Wednesday, November 30, 2011

I'm Not a Fan of Judith Butler, But I Guess She Can Be in My Thesis


I’ve been holding Judith Butler at arms-length all semester. Admittedly, I stay as far away from theory (and theorists) as possible, and the fact that Judith Butler has had a bandwagon following on my campus for the past few months didn’t help matters (let’s be honest – I’m clearly a nonconformist). So I wasn’t thrilled when my major advisor suggested I read chapter 2 (“Violence, Mourning, Politics”) of her 2004 book, Precarious Life: The Powers of Mourning and Violence. But being the ever-dedicated student I am, I swallowed my theory-reluctance and broke the binding anyway. What follows is my attempt to a) debunk Butler’s complex academic writing and b) respond to her complex academic writing.
Butler had me interested for roughly the first half of her chapter. She writes that “[t]he body implies mortality, vulnerability, agency: the skin and flesh expose us to the gaze of others, but also to touch, and to violence, and bodies put us at risk of becoming the agency and instrument of all these as well” (26). This concept seems to be contrary to how we humans typically view ourselves. Because we have individual perspectives (or assume we do, anyway), we believe we are all “I’s” looking out at the world, and we believe in a clear and evident separation between our own bodies and the bodies of those around us. By extension, this separation also guarantees the separation of our own identities from the identities of others. Our inclination is to view our bodies and identities as separate and to view group identities and bodies as secondary to our “selves”.
Butler is asking us to reverse our individualist thinking and see our bodies as having an “invariably public dimension” (26). Butler states, “[M]y body is and is not mine” (26), and that the existence of the individual’s body and identity is dependent on (and perhaps secondary in importance to) the existence of the collective body. Thus it is impossible to develop individual autonomy without considering the social environment within which the possible individual’s body may exist.
After she constructs her self-within-and-never-without-community argument, Butler extends herself by talking about representation of the self and how that self-representation risks violence to the community because it is inherently exclusive (28). If I perceive boundaries between you and I, she argues, then that creates room for me to other you. Only when we perceive shared boundaries (that, referencing the earlier part of her argument, are the only real boundaries since the self is derived from and dependent on the collective) can we eliminate “othering.”
But why would we want to stop othering people and groups we see as separate from ourselves? (I mean, apart from those ethical reasons.) Butler claims since that since each “individual” is the compilation of the larger community’s characteristics and influences, by dehumanizing those we perceive as “others,” we, in turn, dehumanize parts of ourselves. Since the individual’s identity cannot exist apart from the larger social context, and since the larger social context requires that each individual is inextricably connected, severing ties between the individual and those in the social context result in a loss of autonomy and individual identity.
Butler then moves into a discourse on violence how violence
is surely a touch of the worst order, a way a primary human vulnerability to other humans is exposed in its more terrifying way, a way in which we are given over, without control, to the will of another, a way in which life itself can be expunged by the willful action of another (29).
Violence, argues Butler, results from individuals refusing to perceive themselves as a collective, thus disrupting the precarious balance between the interwoven components of the community.
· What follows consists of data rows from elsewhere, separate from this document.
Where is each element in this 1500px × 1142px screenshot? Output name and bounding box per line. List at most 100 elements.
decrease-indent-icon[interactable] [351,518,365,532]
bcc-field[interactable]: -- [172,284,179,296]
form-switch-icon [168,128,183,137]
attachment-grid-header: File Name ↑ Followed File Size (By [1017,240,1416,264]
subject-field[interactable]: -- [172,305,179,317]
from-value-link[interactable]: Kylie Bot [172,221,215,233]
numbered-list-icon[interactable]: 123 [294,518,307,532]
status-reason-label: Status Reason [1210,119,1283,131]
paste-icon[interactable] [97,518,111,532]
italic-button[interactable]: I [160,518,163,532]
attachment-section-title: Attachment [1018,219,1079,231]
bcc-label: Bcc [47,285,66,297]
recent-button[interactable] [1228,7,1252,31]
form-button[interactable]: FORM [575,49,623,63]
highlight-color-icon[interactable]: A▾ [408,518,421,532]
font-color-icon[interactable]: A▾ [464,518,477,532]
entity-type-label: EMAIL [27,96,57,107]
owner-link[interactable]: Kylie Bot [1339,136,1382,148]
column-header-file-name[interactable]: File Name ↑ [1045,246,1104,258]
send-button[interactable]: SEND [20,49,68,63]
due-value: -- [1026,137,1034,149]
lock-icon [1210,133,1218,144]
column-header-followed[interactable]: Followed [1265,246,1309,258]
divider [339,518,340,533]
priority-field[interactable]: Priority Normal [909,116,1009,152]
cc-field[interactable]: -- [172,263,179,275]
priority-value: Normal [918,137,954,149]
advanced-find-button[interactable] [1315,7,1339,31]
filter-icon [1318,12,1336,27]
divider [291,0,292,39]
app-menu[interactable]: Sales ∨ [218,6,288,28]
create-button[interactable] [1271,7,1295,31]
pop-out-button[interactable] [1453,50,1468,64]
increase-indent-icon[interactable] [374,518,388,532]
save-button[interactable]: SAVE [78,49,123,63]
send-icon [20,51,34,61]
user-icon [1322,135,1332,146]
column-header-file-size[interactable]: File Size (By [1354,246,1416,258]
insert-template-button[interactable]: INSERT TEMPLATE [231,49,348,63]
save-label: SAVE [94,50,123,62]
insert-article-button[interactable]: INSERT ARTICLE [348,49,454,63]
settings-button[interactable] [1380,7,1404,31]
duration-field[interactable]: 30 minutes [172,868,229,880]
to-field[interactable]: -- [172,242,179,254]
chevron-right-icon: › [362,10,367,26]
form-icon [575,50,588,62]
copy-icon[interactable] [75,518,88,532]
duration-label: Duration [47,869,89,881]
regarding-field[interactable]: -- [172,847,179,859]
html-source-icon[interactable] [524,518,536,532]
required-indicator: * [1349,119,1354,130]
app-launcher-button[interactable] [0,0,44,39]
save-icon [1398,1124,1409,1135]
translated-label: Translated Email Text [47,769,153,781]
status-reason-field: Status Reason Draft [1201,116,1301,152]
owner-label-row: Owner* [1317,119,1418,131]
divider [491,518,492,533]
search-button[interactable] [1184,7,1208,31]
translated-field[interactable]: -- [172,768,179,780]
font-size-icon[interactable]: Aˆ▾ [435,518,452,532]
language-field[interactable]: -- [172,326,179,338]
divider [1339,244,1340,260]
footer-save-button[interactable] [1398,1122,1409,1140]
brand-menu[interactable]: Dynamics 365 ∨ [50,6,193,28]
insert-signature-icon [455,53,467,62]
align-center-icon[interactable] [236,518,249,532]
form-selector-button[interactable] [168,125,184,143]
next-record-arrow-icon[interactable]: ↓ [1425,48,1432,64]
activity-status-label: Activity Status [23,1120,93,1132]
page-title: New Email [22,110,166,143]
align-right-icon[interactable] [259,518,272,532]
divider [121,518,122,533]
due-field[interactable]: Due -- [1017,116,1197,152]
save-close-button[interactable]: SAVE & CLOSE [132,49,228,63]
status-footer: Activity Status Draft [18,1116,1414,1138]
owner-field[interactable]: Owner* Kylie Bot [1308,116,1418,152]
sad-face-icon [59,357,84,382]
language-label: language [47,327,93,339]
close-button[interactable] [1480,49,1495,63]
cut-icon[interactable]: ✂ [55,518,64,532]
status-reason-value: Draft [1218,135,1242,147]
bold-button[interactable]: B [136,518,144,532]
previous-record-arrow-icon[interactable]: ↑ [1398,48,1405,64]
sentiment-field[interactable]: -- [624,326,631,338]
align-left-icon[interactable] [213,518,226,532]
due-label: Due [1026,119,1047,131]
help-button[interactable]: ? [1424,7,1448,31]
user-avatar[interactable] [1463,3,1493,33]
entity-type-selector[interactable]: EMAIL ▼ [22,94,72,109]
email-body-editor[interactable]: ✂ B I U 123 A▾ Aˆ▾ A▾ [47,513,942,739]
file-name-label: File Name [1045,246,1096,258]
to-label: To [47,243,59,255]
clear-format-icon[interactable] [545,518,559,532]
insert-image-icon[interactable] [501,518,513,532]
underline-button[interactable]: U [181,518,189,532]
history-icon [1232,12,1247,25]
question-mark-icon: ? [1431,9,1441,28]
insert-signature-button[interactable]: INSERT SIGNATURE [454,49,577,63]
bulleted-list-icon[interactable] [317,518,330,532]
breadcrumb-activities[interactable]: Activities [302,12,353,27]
On a grander scale, political violence then finds it source when an individual group (such as a nation or race) tries to exercise autonomy not within the collective context of humanity, but outside of it. It is in these instances that the othered become faceless and lose their right to exercise autonomy within the collective. While I understand what Butler’s attempting to say (I think), I can’t help but wonder if she’s taken her argument too far. How does she define individual collectives versus the entire collective? Surely the motives behind political conflict must be more complicated. 
I think Butler’s idea of the individual arising from and being defined by (and within) the collective is perhaps most interesting (and most useful) for my intended discourse involving development of narrative identity, mental illness, and feminist modes of discourse.  I’m not going to put this idea in the context of Hornbacher’s memoirs yet (although I’m itching to, I swear), but I do want to talk a little about where I might take her ideas. Over the next few days, I’m going to look at Margaret Price’s Mad at School, a book about disabilities in educational settings. Price has a chapter on pronomial identification, which I think might be interesting to put into a dialogue with Butler’s self/community arguments. I also want to look at Ochs and Capp’s article about the function of life stories and (if I have time) I’ll look at Twohig and Kalitzkus’ volume, Making Sense of Health, Illness and Disease. My goal is to put these theoretical texts into conversation with one another so that I may (eventually) find a solid theoretical lens through which I may deal with Hornbacher’s memoirs.

1 comment:

  1. As the major advisor who suggested you read chapter 2, I'm delighted you did, and delighted that, in doing so, you got right to the heart of Butler's argument: that we are all social beings, social before we are individual (remember, too, that that vaunted individuality is a very Western concept; that many cultures see identity as primarily social....).

    Where I want to "poke back" is @ your question whether "she’s taken her argument too far." Too far for what? Too far for your own valorization of the separate, isolated self? Oh, Ahab!